Illusion et gradation dans la section centrale de Styx,
de François-Bernard Mâche

Claudio Vitale
Universidade de São Paulo (USP), Brésil
Labex GREAM, Université de Strasbourg

1. Présentation générale de l'œuvre

1.1. Styx : mythe et contexte de l'œuvre

Dans la mythologie grecque, Styx était l'un des fleuves qui entouraient les Enfers (Styx était aussi le nom de la nymphe gardienne du fleuve éponyme). Les fleuves infernaux (avec des eaux noires ou enflammées) empêchaient la fuite et séparaient le royaume des vivants du monde souterrain des morts.

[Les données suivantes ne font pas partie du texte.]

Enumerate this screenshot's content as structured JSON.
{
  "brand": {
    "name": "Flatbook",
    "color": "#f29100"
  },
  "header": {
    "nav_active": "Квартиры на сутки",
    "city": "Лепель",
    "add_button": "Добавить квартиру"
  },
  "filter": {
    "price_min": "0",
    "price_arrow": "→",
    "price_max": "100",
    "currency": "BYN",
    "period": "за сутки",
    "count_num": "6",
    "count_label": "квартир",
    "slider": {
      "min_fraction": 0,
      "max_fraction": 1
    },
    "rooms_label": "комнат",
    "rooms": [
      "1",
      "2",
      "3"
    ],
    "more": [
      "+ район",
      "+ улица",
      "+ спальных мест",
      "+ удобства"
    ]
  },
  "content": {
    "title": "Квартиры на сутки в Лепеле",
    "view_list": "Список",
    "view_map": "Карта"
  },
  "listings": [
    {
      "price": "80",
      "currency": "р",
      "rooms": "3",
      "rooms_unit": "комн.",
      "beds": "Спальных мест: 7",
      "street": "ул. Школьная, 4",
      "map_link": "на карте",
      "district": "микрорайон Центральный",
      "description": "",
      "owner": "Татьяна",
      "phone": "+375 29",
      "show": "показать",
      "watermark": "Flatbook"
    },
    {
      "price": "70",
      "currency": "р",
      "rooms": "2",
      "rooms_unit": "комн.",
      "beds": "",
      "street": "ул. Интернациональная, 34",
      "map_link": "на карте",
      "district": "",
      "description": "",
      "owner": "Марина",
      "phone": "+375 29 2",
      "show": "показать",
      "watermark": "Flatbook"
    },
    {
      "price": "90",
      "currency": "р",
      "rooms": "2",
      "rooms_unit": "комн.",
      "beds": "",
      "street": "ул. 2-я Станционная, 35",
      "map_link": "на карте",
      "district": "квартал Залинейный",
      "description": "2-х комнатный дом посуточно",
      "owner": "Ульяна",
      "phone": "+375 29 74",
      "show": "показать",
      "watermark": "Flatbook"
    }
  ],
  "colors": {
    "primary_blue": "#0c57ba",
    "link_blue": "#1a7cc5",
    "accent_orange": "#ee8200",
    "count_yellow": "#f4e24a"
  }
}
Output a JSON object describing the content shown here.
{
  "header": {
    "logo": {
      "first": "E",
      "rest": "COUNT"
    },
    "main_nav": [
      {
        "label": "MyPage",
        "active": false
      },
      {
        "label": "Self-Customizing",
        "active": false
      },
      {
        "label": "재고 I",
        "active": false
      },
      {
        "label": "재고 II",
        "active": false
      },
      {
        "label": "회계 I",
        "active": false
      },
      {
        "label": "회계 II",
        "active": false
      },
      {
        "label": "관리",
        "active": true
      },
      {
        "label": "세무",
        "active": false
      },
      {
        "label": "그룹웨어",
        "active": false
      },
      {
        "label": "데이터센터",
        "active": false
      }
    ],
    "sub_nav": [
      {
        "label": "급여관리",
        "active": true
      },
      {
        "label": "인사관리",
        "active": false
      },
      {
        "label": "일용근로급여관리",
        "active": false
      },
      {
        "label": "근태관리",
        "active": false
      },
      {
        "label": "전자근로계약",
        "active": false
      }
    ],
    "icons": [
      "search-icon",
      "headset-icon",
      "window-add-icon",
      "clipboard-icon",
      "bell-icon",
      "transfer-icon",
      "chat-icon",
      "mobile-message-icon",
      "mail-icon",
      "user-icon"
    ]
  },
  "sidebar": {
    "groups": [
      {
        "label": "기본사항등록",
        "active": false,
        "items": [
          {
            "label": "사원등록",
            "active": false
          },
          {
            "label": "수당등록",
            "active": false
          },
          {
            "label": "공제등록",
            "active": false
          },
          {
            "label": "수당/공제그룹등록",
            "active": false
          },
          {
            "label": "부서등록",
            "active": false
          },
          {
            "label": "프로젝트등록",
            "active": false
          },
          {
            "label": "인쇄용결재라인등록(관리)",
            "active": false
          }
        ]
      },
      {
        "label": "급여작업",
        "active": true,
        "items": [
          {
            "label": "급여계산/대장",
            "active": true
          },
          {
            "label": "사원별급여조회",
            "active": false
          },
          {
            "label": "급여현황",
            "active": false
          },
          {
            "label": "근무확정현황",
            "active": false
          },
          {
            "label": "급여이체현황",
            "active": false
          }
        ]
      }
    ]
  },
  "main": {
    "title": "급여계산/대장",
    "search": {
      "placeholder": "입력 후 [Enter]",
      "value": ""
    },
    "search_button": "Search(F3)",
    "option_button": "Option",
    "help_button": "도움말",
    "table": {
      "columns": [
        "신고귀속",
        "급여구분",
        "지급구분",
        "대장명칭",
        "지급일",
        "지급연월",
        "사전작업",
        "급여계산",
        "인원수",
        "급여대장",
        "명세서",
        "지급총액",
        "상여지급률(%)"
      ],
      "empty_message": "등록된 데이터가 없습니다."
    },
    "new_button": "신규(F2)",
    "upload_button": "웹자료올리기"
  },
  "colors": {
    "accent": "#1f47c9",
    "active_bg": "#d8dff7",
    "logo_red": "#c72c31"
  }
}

Dans l'histoire de l'art, les évocations du royaume d'Hadès et des eaux qui le protègent sont abondantes et diverses. Il suffit de mentionner quelques exemples dans le champ des arts visuels et dans celui de la musique : La traversée du Styx (Gustave Doré, 1861), Achille plongé dans le Styx par la Déesse Thétis (Rubens, 1625), Styx und Lethe (Wolfgang Rihm, 1997-98) et Le passage du Styx d'après Patinir (Hugues Dufour, 2015).

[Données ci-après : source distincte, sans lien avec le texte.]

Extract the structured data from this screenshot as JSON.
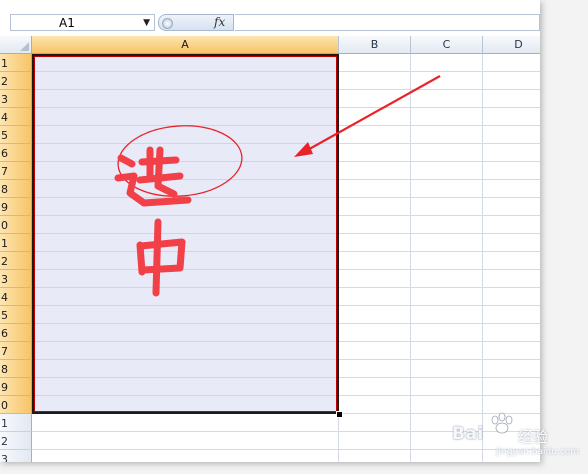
{
  "formula_bar": {
    "name_box_value": "A1",
    "fx_label": "fx",
    "formula_value": ""
  },
  "columns": [
    {
      "label": "A",
      "selected": true
    },
    {
      "label": "B",
      "selected": false
    },
    {
      "label": "C",
      "selected": false
    },
    {
      "label": "D",
      "selected": false
    }
  ],
  "rows": [
    {
      "label": "1",
      "selected": true
    },
    {
      "label": "2",
      "selected": true
    },
    {
      "label": "3",
      "selected": true
    },
    {
      "label": "4",
      "selected": true
    },
    {
      "label": "5",
      "selected": true
    },
    {
      "label": "6",
      "selected": true
    },
    {
      "label": "7",
      "selected": true
    },
    {
      "label": "8",
      "selected": true
    },
    {
      "label": "9",
      "selected": true
    },
    {
      "label": "0",
      "selected": true
    },
    {
      "label": "1",
      "selected": true
    },
    {
      "label": "2",
      "selected": true
    },
    {
      "label": "3",
      "selected": true
    },
    {
      "label": "4",
      "selected": true
    },
    {
      "label": "5",
      "selected": true
    },
    {
      "label": "6",
      "selected": true
    },
    {
      "label": "7",
      "selected": true
    },
    {
      "label": "8",
      "selected": true
    },
    {
      "label": "9",
      "selected": true
    },
    {
      "label": "0",
      "selected": true
    },
    {
      "label": "1",
      "selected": false
    },
    {
      "label": "2",
      "selected": false
    },
    {
      "label": "3",
      "selected": false
    }
  ],
  "annotation": {
    "handwritten_text": "选中",
    "color": "#e8242a"
  },
  "watermark": {
    "brand": "Bai",
    "brand_suffix": "经验",
    "sub": "jingyan.baidu.com"
  },
  "colors": {
    "selection_header": "#f7c467",
    "header_bg": "#e3e9f2",
    "grid_line": "#d4dbe6",
    "selection_border": "#c00000"
  }
}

Le mythique est une grande source d'inspiration pour Mâche. La Mythologie, les modèles, les archétypes, le manque de séparation entre le naturel et le culturel sont des éléments clés de sa pensée [1]. Comme l'observe pertinemment Anne-Sylvie Barthel-Calvet, dans sa pièce Styx (1984) il est possible d'établir des correspondances entre l'écriture musicale et quelques idées issues du mythe homonyme :

D'atmosphère noire, toute l'œuvre repose sur le développement de deux idées : la cloche des morts et le fleuve infernal [2]. La première suscite un travail sur les résonances du piano qui s'inscrit dans une tradition française d'écriture pianistique (Cloches à travers les feuilles de Debussy...) ; l'évocation des flots houleux et noirs est, quant à elle, traduite par une superposition polyrythmique proprement inouïe (BARTHEL-CALVET, 2006, p. 5-6).

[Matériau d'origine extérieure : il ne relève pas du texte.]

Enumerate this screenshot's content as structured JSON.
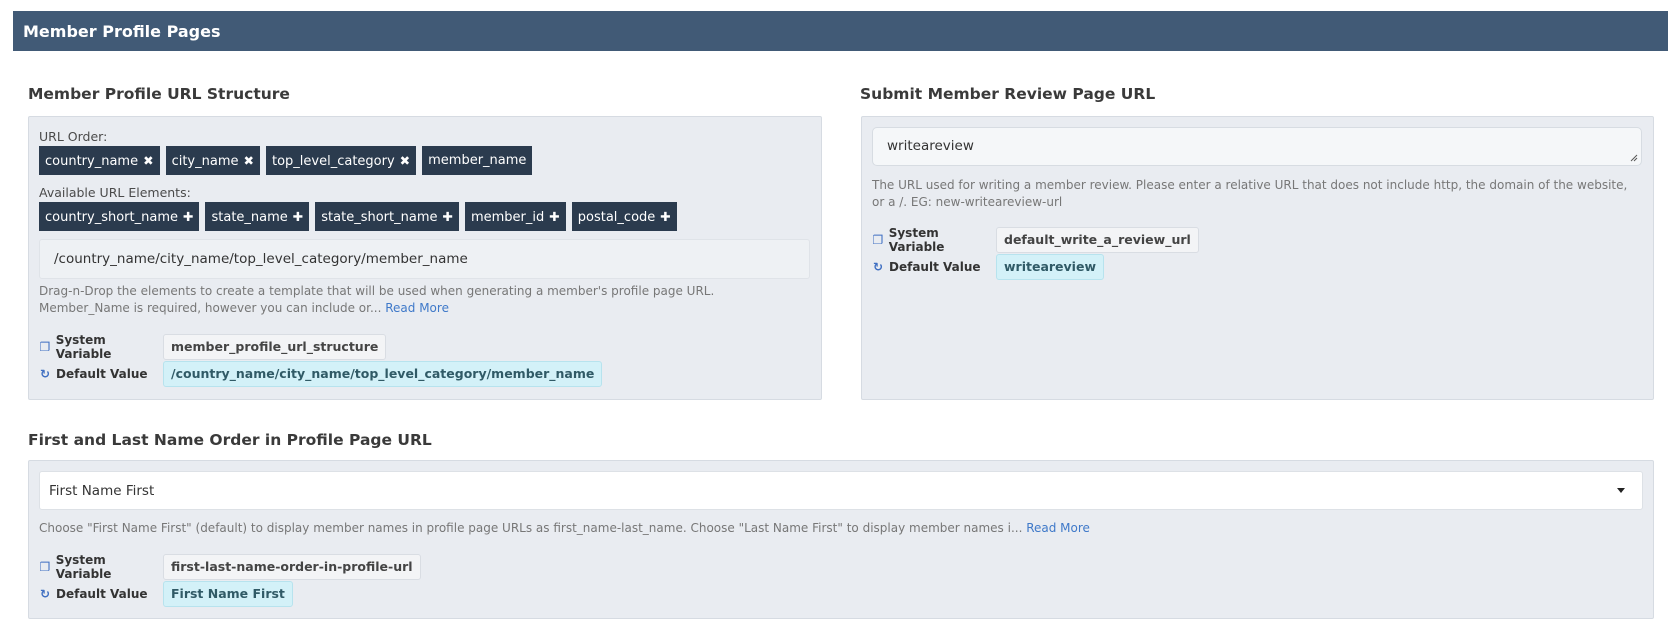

Selon Grabócz (2013, p. 152), l’idée de la catabase [3] (descente, chute dans les profondeurs) a aussi un rôle significatif dans Styx :

Dans la structure symétrique de Styx (le titre se réfère à la rivière de Hadès), les IIe et Ve parties évoquent la descente au royaume des morts (la IIIe partie introduisant une ascension, et la VIe présentant un impressionnant tintement de cloches dans les abysses comme deux résultats différents de la catabase).

Quelques processus compositionnels et matériaux musicaux présents dans Styx apparaissent aussi dans d'autres œuvres pour piano du compositeur, tels que Areg (1977), pour deux pianos, Léthé (1985) pour deux pianos (huit mains), Mesarthim (1987) pour deux pianos et Nocturne (1981) pour piano et bande magnétique. Dans ces pièces, on peut entendre, par exemple, soit les trémolos formant un flux sonore continu, soit la construction rythmique par couches à différentes vitesses.

Le compositeur, lui-même, contextualise cette pièce dans son catalogue et explique la provenance du titre :

C'est une pièce pour 2 pianos, 8 mains, qui prend place dans un cycle d'œuvres pianistiques commencé avec Areg pour 4 mains (1977), et poursuivi avec Nocturne, pour piano et bande magnétique (1981). L'écriture du piano se rapproche de la percussion, en particulier dans l'emploi des résonances. Le Styx est un fleuve des Enfers dans la mythologie grecque, et ce titre correspond à l'humeur générale assez sombre de l'œuvre  (MÂCHE, 2012, p. 201).